A. J. Garcia, presidente da agência americana do grupo civil CARE – Coexistence of Animal Rights on Earth (Coexistência dos Direitos dos Animais na Terra), argumenta que Seul está usando a superpopulação de animais como um meio de obter lucros. O Governo Metropolitano de Seul gerencia o Zoo de Seul, localizado no sul da capital em Gwacheon, Província de Gyeonggi.

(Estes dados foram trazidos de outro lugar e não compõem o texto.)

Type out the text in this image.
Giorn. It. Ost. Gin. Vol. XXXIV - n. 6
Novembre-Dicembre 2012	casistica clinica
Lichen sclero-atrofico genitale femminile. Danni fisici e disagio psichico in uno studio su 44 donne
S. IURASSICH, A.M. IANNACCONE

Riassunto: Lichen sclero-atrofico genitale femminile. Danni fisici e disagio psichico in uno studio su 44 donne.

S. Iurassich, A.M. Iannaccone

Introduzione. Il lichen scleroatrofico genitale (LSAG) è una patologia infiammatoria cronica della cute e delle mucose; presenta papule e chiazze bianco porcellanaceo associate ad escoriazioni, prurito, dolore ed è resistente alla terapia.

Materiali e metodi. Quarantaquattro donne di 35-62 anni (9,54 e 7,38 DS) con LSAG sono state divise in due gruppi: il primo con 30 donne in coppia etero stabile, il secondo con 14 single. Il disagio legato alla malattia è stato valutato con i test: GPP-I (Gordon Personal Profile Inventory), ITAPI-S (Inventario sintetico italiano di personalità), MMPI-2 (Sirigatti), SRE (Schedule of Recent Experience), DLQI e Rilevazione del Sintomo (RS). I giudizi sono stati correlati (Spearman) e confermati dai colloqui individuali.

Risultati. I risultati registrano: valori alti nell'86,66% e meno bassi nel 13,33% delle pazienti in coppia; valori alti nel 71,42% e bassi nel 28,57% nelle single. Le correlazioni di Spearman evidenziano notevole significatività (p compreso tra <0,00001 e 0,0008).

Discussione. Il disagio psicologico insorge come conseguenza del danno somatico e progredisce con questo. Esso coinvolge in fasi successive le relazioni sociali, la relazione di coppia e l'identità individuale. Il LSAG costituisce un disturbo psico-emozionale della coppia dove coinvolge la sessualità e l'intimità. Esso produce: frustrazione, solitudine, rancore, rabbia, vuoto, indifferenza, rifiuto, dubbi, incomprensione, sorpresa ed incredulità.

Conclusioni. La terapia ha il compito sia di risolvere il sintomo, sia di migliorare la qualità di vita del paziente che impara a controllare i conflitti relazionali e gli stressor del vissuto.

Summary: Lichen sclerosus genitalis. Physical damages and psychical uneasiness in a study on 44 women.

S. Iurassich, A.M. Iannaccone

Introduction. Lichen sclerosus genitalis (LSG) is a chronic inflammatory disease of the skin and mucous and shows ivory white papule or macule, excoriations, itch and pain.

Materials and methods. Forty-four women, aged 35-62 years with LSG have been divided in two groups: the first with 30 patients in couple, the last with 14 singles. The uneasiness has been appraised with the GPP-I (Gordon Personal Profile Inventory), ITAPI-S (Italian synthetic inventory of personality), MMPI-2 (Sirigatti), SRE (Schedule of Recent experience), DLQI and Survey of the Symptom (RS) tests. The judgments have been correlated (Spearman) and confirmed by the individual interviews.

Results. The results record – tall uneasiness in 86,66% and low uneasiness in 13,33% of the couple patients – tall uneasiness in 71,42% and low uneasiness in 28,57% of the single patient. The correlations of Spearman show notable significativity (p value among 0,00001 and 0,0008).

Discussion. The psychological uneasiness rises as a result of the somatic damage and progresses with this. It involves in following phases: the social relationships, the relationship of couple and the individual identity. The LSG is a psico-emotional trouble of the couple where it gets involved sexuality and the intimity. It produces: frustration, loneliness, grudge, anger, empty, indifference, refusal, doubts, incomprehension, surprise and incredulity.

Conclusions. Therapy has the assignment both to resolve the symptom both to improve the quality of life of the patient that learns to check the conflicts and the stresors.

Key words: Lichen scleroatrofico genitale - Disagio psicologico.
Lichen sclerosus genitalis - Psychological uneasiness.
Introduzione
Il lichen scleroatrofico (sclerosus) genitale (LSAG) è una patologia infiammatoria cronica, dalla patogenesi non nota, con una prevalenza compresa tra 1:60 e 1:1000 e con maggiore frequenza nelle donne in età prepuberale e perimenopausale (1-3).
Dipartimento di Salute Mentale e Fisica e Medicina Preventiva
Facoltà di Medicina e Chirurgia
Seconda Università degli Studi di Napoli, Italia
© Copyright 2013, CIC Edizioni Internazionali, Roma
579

“O que o Zoo de Seul faz é vender qualquer animal, incluindo cães, em leilões e deixa qualquer pessoa comprá-los. Isso se tornou rentável para o zoo. Ele não checa o lugar para onde estão vendendo os animais. Isto é insano”, o homem de 30 anos de idade disse ao The Korea Herald no último dia 14.

Sua batalha com a cidade começou em agosto, quando os oficiais do CARE descobriram que dezenas de veados e ovelhas negras do Zoo de Seul estavam sendo levados aos matadouros depois de serem vendidos nos leilões. Uma ovelha negra foi imediatamente abatida no primeiro dia, CARE disse.

A greve de fome foi a última opção que sobrou para que ele consiga salvar os animais, disse Garcia.

“Nós ficamos pedindo ao governo que tomasse alguma ação por dois meses, mas nada mudou”, ele disse, acrescentando que o prefeito ainda finge que ele não existe, apesar de ele estar sentado do lado da porta de sua residência por seis dias.

O Zoo de Seul, entretanto, negou as acusações de Garcia.

“Em agosto, o zoo vendeu os animais para quem não tinha nada a ver com o matadouro. Mas o primeiro comprador aparentemente os revendeu ao matadouro”, um oficial do zoo disse.

O Zoo de Seul coloca regularmente o excesso de animais para leilões uma ou duas vezes ao ano desde 1986, para controlar o número de animais.

O zoo também refutou a acusação de que a venda dos animais tinha o objetivo de obter lucros, dizendo que é para controlar o número de animais.

No caso de outros países, como os EUA ou alguns países da Europa, a contracepção ou a eutanásia são frequentemente usadas para controlar o número de animais “extras” no espaço limitado.

“O orçamento anual do zoo é cerca de 18 bilhões de won (U$ 22 milhões). Ele conseguiu somente cerca de 15 milhões de won com a venda dos animais este ano. Receber tal valor a partir dos leilões dá pouco apoio financeiro”, o oficial acrescentou.

Os ativistas dos direitos dos animais exigiram ao zoo que comprasse de volta os animais, mas este recusou o pedido, dizendo haver espaço insuficiente.

O oficial deixou claro que o zoo no momento está modificando os tipos de animais como parte de um plano de reestruturação pulicado no ano passado. Em longo prazo, o zoo quer somente focar em espécies ameaçadas de extinção ou animais nativos, os oficiais disseram.

Reconhecendo as preocupações a respeito dos animais serem enviados para matadouros, no entanto, o zoo prometeu desenvolver e traçar uma diretriz para prevenir casos similares e limitar a elegibilidade dos participantes dos leilões.